If you want to train your own model, look at the python notebook GestureRNN_train.ipynb
to see how I loaded data in from MaxMSP and defined/trained the LSTM model. Assuming you are using conda you can run commands:
conda create --name gesture-rnn python=3.5
source activate gesture-rnn
pip install -r requirements.txt
then
jupyter notebook
to launch a notebook session or
python GestureRNN_server.py
to launch the server.
Pretrained models with various "lookback" lengths (the number of previous samples used to predict future samples) are available in directory ./models
. The weights are trained on my (Lamtharn Hantrakul) playing style of this instrument. The models do not yet support short taps, it only works on long continuous gestures.
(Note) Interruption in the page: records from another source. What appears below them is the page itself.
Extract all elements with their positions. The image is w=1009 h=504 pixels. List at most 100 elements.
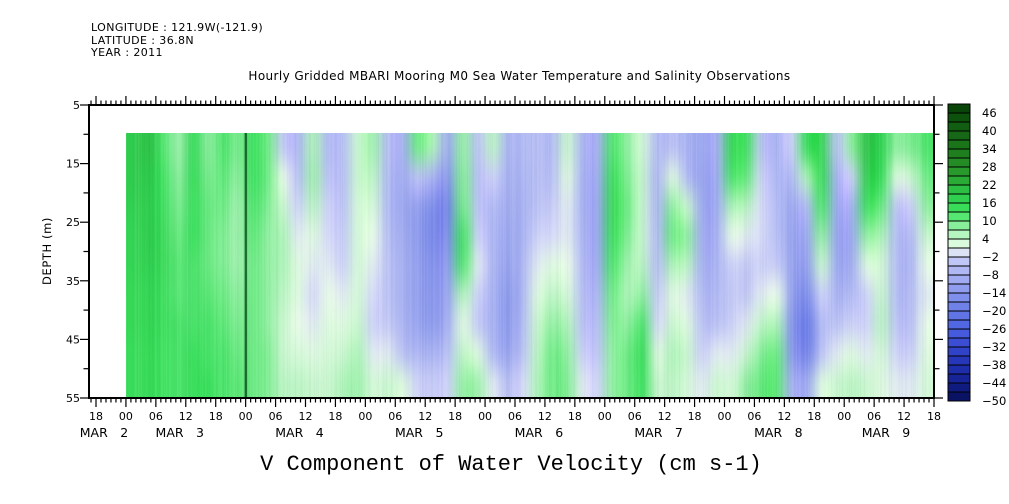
x-hour-tick-label: 06 (269, 410, 283, 423)
colorbar-cell (947, 382, 971, 393)
colorbar-cell (947, 346, 971, 357)
colorbar-cell (947, 157, 971, 168)
x-hour-tick-label: 00 (119, 410, 133, 423)
y-tick-label: 35 (66, 275, 80, 288)
x-hour-tick-label: 18 (688, 410, 702, 423)
colorbar-cell (947, 202, 971, 213)
y-tick-label: 25 (66, 216, 80, 229)
x-hour-tick-label: 06 (388, 410, 402, 423)
y-tick-label: 45 (66, 333, 80, 346)
x-hour-tick-label: 12 (179, 410, 193, 423)
y-axis-label: DEPTH (m) (40, 217, 54, 285)
x-date-label: MAR 2 (80, 425, 128, 440)
colorbar-cell (947, 292, 971, 303)
x-hour-tick-label: 12 (299, 410, 313, 423)
x-hour-tick-label: 06 (628, 410, 642, 423)
plot-title: Hourly Gridded MBARI Mooring M0 Sea Wate… (248, 69, 791, 83)
x-hour-tick-label: 18 (807, 410, 821, 423)
x-hour-tick-label: 18 (328, 410, 342, 423)
colorbar-cell (947, 328, 971, 339)
x-date-label: MAR 3 (156, 425, 204, 440)
colorbar-tick-label: −20 (982, 304, 1006, 318)
y-tick-label: 55 (66, 392, 80, 405)
x-hour-tick-label: 12 (777, 410, 791, 423)
colorbar-tick-label: 34 (982, 142, 997, 156)
colorbar-tick-label: 46 (982, 106, 997, 120)
colorbar-cell (947, 103, 971, 114)
colorbar-tick-label: −14 (982, 286, 1006, 300)
colorbar-tick-label: −26 (982, 322, 1006, 336)
colorbar-tick-label: 4 (982, 232, 989, 246)
x-hour-tick-label: 06 (149, 410, 163, 423)
x-hour-tick-label: 00 (837, 410, 851, 423)
x-hour-tick-label: 00 (718, 410, 732, 423)
x-date-label: MAR 9 (862, 425, 911, 440)
colorbar-cell (947, 247, 971, 258)
colorbar-cell (947, 391, 971, 402)
colorbar-tick-label: −2 (982, 250, 999, 264)
x-hour-tick-label: 12 (538, 410, 552, 423)
colorbar-cell (947, 184, 971, 195)
colorbar-cell (947, 238, 971, 249)
colorbar-cell (947, 256, 971, 267)
colorbar-cell (947, 211, 971, 222)
colorbar-cell (947, 337, 971, 348)
x-hour-tick-label: 12 (658, 410, 672, 423)
x-hour-tick-label: 18 (927, 410, 941, 423)
header-longitude: LONGITUDE : 121.9W(-121.9) (91, 21, 264, 34)
colorbar-cell (947, 283, 971, 294)
x-axis-variable-label: V Component of Water Velocity (cm s-1) (260, 452, 762, 477)
colorbar-cell (947, 148, 971, 159)
y-tick-label: 15 (66, 158, 80, 171)
x-hour-tick-label: 12 (897, 410, 911, 423)
x-hour-tick-label: 06 (747, 410, 761, 423)
x-hour-tick-label: 00 (598, 410, 612, 423)
y-tick-label: 5 (73, 99, 80, 112)
colorbar-cell (947, 112, 971, 123)
colorbar-tick-label: 40 (982, 124, 997, 138)
colorbar-cell (947, 373, 971, 384)
heatmap-data (126, 133, 934, 398)
x-hour-tick-label: 18 (448, 410, 462, 423)
x-hour-tick-label: 18 (568, 410, 582, 423)
colorbar-tick-label: −38 (982, 358, 1006, 372)
colorbar-cell (947, 265, 971, 276)
x-hour-tick-label: 00 (478, 410, 492, 423)
x-hour-tick-label: 06 (508, 410, 522, 423)
colorbar-tick-label: −8 (982, 268, 999, 282)
colorbar-tick-label: 28 (982, 160, 997, 174)
colorbar-cell (947, 310, 971, 321)
colorbar-cell (947, 139, 971, 150)
x-date-label: MAR 7 (634, 425, 682, 440)
colorbar-cell (947, 175, 971, 186)
colorbar-tick-label: −44 (982, 376, 1006, 390)
colorbar-cell (947, 121, 971, 132)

Wekinator is an awesome machine learning tool by Rebecca Fiebrink. Download it on this link and then use the open file menu to open the WekinatorProject.wekproj
located in ./GestureRNN_Wekinator
My DAW of choice for live electronic music performance. The project file is available in the directory Ableton Project
. I don't use any samples, the synthesis engine is based on the tension
physical modelling instrument and various effects mapped to macro knobs. If you are an Ableton Live user, this should already be installed as a Live instrument by default.